Mycoplasma infections are particularly frequent in CFS patients. Using PCR detection, M. fermentans was found in 34% of CFS patients, versus 8% of healthy controls. Another study showed that more than two third of CFS patients (versus 5.6% of controls) were infected by at least one mycoplasma species (M. fermentans, M. pneumoniae, or M. hominis). This high prevalence may result from the immunodepression typically observed in CFS (low NK activity); however persistent mycoplasma infections can in turn contribute to the etiology of the disease by eliciting a chronic inflammatory response.

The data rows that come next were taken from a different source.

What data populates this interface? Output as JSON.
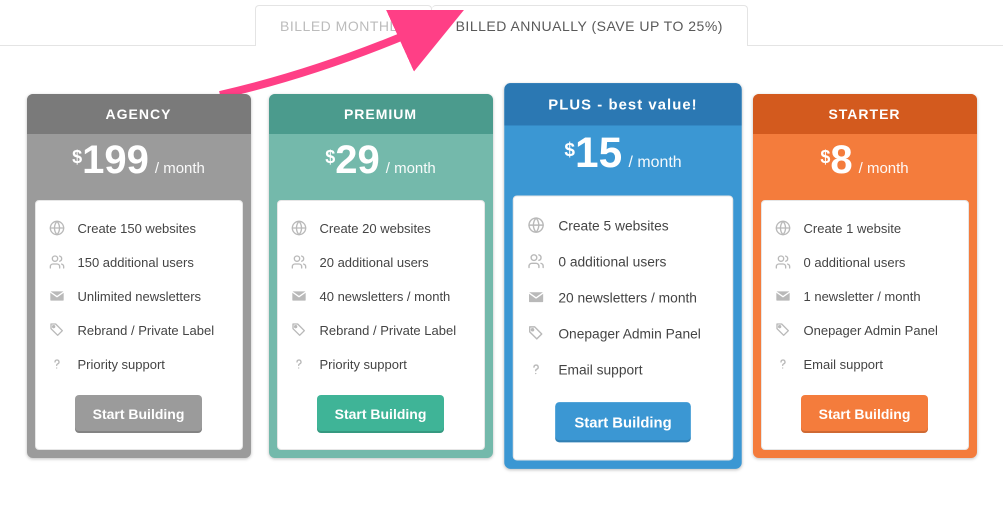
{
  "tabs": {
    "monthly": "BILLED MONTHLY",
    "annually": "BILLED ANNUALLY (SAVE UP TO 25%)",
    "active": "annually"
  },
  "arrow": {
    "color": "#ff3f86"
  },
  "currency": "$",
  "period": "/ month",
  "cta_label": "Start Building",
  "plans": [
    {
      "key": "agency",
      "title": "AGENCY",
      "price": "199",
      "header_color": "#7a7a7a",
      "body_color": "#9b9b9b",
      "button_color": "#9b9b9b",
      "featured": false,
      "features": [
        {
          "icon": "globe",
          "text": "Create 150 websites"
        },
        {
          "icon": "users",
          "text": "150 additional users"
        },
        {
          "icon": "mail",
          "text": "Unlimited newsletters"
        },
        {
          "icon": "tag",
          "text": "Rebrand / Private Label"
        },
        {
          "icon": "question",
          "text": "Priority support"
        }
      ]
    },
    {
      "key": "premium",
      "title": "PREMIUM",
      "price": "29",
      "header_color": "#4b9b8d",
      "body_color": "#74b9ab",
      "button_color": "#3fb497",
      "featured": false,
      "features": [
        {
          "icon": "globe",
          "text": "Create 20 websites"
        },
        {
          "icon": "users",
          "text": "20 additional users"
        },
        {
          "icon": "mail",
          "text": "40 newsletters / month"
        },
        {
          "icon": "tag",
          "text": "Rebrand / Private Label"
        },
        {
          "icon": "question",
          "text": "Priority support"
        }
      ]
    },
    {
      "key": "plus",
      "title": "PLUS - best value!",
      "price": "15",
      "header_color": "#2b78b3",
      "body_color": "#3b97d3",
      "button_color": "#3b97d3",
      "featured": true,
      "features": [
        {
          "icon": "globe",
          "text": "Create 5 websites"
        },
        {
          "icon": "users",
          "text": "0 additional users"
        },
        {
          "icon": "mail",
          "text": "20 newsletters / month"
        },
        {
          "icon": "tag",
          "text": "Onepager Admin Panel"
        },
        {
          "icon": "question",
          "text": "Email support"
        }
      ]
    },
    {
      "key": "starter",
      "title": "STARTER",
      "price": "8",
      "header_color": "#d35a1e",
      "body_color": "#f47c3c",
      "button_color": "#f47c3c",
      "featured": false,
      "features": [
        {
          "icon": "globe",
          "text": "Create 1 website"
        },
        {
          "icon": "users",
          "text": "0 additional users"
        },
        {
          "icon": "mail",
          "text": "1 newsletter / month"
        },
        {
          "icon": "tag",
          "text": "Onepager Admin Panel"
        },
        {
          "icon": "question",
          "text": "Email support"
        }
      ]
    }
  ]
}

CHLAMYDIA TRACHOMATIS AND CHLAMYDIA PNEUMONIAE


Chlamydiae are bacterial intracellular pathogens which cause widespread infections in humans. C. trachomatis is the world’s most common sexually transmitted bacterial pathogen. C. pneumoniae, which is transmitted via respiratory secretions, causes pneumonia. The percentage of people displaying positive serology to C. pneumoniae is high, reaching 80% in adults. Chlamydial organisms have the capacity to enter a particular growth stage characterized by reticulate bodies that divide very slowly and can persist in cells for a long time. This results in a chronic infection, which, by inducing a sustained inflammatory response, can lead to a number of serious pathologies.


- Chlamydia pneumoniae

Acute C. pneumoniae infections cause pneumonitis; chronic persistence of the pathogen in the lungs has been linked to chronic obstructive pulmonary disease, asthma, and even lung cancer. In the lungs, C. pneumoniae can infect alveolar macrophages and spread to other organs via the blood. Infection can be directly transferred to vascular endothelial cells, leading to chronic endothelium inflammation that favors atherogenesis. Chlamydia infection stimulates the migration of monocytes through the blood-brain barrier, promoting inflammation of the central nervous system. An increased prevalence of C. pneumoniae infections has been reported in CFS patients.


- Chlamydia trachomatis

C. trachomatis has a tropism for both conjunctival and urogenital epithelial cells. Ocular infections cause conjunctivitis, that frequently evolve to trachoma. Urogenital infections cause acute urethritis. Like C. pneumoniae, C. trachomatis can disseminate away from the site of primary infection. Several days after a genital infection, certain patients develop acute inflammatory arthritis; this is caused by C. trachomatis organisms that have reached the joint via circulating monocytes. A portion of these patients will then develop chronic arthritic disease. Persistent, chronic chlamydial infections may have little or no apparent symptoms. Though, they continue to elicit a chronic inflammation that will eventually cause disease. This of course strongly warrants screening for infections. Monocytes appear as common host cells for persistent organisms, and major effectors of systemic dissemination. PCR testing in whole blood is therefore an adequate approach for the detection of Chlamydia infections.